Memindahkan naskah lakon ke dalam panggung melalui media pemain tidak sesederhana mengucapkan kata-kata yang ada dalam naskah lakon  atau sekedar memperagakan keinginan penulis  melainkan proses pemindahan  mempunyai karekter tersendiri, yaitu harus menghidupkan bahasa kata (tulis) menjadi bahasa pentas (lisan dan tubuh).

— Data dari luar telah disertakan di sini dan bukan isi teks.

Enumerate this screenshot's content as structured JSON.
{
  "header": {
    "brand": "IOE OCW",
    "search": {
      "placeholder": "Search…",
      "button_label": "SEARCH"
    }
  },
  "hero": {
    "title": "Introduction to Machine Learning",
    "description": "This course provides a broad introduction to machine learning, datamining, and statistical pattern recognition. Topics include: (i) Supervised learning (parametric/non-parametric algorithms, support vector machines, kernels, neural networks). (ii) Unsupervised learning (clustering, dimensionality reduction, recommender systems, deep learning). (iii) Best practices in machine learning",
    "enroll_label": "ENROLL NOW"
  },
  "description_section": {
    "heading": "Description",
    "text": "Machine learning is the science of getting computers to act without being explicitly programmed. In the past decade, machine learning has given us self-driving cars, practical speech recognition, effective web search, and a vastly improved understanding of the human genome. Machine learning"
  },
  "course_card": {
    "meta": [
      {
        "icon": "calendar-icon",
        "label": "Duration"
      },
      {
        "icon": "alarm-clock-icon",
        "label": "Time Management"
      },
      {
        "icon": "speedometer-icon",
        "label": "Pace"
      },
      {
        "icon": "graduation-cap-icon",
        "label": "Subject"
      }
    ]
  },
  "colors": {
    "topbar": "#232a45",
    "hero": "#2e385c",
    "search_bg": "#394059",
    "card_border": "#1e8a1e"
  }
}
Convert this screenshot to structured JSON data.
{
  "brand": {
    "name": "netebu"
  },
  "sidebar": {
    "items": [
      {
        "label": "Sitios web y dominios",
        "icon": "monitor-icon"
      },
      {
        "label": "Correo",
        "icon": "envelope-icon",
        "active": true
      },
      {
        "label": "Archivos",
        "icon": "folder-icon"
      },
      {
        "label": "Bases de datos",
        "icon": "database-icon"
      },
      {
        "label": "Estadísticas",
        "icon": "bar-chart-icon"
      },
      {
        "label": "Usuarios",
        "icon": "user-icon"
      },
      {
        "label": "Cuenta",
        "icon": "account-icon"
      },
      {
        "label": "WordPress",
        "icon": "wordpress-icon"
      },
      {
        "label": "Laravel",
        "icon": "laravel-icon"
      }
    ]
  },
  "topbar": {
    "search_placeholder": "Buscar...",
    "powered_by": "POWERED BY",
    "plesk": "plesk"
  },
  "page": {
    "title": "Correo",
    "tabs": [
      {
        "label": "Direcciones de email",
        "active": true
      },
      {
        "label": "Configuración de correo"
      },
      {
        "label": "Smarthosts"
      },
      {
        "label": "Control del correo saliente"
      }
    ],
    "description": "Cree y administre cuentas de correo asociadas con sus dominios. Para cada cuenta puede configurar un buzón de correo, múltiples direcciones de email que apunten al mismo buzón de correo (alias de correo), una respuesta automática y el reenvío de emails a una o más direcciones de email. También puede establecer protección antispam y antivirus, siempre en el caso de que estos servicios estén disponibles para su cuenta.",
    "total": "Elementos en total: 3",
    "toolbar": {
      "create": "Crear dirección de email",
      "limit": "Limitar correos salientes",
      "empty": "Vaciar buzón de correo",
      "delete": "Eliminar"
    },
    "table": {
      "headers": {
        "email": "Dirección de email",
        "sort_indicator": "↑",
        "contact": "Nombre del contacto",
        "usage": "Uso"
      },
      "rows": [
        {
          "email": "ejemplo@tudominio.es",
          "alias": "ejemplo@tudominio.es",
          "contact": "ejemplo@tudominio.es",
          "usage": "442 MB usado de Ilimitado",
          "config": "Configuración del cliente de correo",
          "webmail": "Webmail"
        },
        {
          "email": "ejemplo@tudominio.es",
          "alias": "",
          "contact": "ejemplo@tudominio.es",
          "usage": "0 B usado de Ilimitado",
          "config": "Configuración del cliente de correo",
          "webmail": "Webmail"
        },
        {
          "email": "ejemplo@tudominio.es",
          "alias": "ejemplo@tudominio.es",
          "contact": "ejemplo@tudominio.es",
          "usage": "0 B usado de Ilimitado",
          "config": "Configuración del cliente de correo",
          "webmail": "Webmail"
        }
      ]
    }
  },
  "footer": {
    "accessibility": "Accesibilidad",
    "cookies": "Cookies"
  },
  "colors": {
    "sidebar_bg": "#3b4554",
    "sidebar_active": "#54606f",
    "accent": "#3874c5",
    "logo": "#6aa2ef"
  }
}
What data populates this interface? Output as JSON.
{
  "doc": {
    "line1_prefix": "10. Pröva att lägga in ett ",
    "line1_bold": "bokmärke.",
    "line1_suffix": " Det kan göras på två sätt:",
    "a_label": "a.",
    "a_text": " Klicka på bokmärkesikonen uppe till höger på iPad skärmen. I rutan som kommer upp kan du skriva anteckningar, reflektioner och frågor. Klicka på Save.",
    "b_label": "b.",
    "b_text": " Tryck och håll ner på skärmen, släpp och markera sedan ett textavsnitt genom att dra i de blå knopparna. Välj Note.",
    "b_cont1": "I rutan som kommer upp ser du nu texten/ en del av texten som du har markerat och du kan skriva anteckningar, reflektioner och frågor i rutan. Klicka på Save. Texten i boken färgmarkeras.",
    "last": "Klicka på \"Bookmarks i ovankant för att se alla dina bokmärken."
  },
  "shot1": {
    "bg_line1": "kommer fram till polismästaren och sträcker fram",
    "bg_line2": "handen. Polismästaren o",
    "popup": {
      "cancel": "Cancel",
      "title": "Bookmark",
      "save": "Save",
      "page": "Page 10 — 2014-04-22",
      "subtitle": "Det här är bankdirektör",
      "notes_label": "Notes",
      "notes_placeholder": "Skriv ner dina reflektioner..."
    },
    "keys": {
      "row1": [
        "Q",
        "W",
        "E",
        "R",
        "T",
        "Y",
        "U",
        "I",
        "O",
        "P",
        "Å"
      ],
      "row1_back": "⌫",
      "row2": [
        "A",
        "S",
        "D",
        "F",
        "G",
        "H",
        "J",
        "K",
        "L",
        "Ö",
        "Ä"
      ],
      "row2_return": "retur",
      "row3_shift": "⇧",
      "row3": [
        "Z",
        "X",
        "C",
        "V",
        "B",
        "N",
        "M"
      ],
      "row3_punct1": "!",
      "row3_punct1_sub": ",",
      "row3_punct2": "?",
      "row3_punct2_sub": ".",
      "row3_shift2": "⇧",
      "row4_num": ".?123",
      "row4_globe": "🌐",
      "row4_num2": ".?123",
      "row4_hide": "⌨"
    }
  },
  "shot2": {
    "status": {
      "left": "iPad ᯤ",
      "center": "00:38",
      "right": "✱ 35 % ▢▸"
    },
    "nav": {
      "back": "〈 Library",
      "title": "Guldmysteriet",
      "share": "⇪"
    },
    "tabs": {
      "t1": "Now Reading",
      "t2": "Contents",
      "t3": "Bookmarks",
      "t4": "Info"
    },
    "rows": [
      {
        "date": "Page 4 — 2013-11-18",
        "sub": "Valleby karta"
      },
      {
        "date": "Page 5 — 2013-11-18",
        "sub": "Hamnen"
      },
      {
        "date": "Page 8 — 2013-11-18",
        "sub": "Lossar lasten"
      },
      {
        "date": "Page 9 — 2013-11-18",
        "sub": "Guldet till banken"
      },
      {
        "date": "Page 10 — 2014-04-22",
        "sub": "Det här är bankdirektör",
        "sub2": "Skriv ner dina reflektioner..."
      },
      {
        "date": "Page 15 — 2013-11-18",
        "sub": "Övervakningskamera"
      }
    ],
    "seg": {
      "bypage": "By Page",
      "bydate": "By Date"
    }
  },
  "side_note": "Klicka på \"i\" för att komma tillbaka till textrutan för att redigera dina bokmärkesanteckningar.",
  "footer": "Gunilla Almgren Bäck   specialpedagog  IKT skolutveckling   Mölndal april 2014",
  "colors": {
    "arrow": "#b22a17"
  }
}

Tipe karakter pemain dapat dibedakan menjadi dua yaitu; tipe pemain berkarakter tunggal, dan pemain serba bisa. Pemain berkarakter tunggal biasanya memerankan tokoh atau karakter tertentu saja. Ia tidak bisa berperan dalam beragam karakter yang berbeda (flat character). Tipe karakter tunggal biasanya terdapat dalam teater konvensional atau teater beraya tradisional di mana penentuan pemain berdasar ciri fisik tokoh peran. Sedangkan tipe serba bisa merupakan pemain yang bisa memerankan karakter peran apapun (round character). Ia bisa berperan sebagai orang jahat, orang baik, lemah lembut, keras, suka sedih, dan lain sebagainya.


4). Penonton
Tujuan terakhir suatu pementasan lakon adalah penonton. Respon penonton atas lakon akan menjadi suatu respons melingkar, antara penonton dengan pementasan. Banyak sutradara yang kurang memperhatikan penonton dan menganggapnya sebagai kelompok konsumsi yang bisa menerima begitu saja apa yang disuguhkan sehingga jika terjadi suatu kegagalan dalam pementasan penonton dianggap sebagai penyebabnya karena mereka tidak mengerti atau kurang terdidik untuk memahami sebuah pementasan.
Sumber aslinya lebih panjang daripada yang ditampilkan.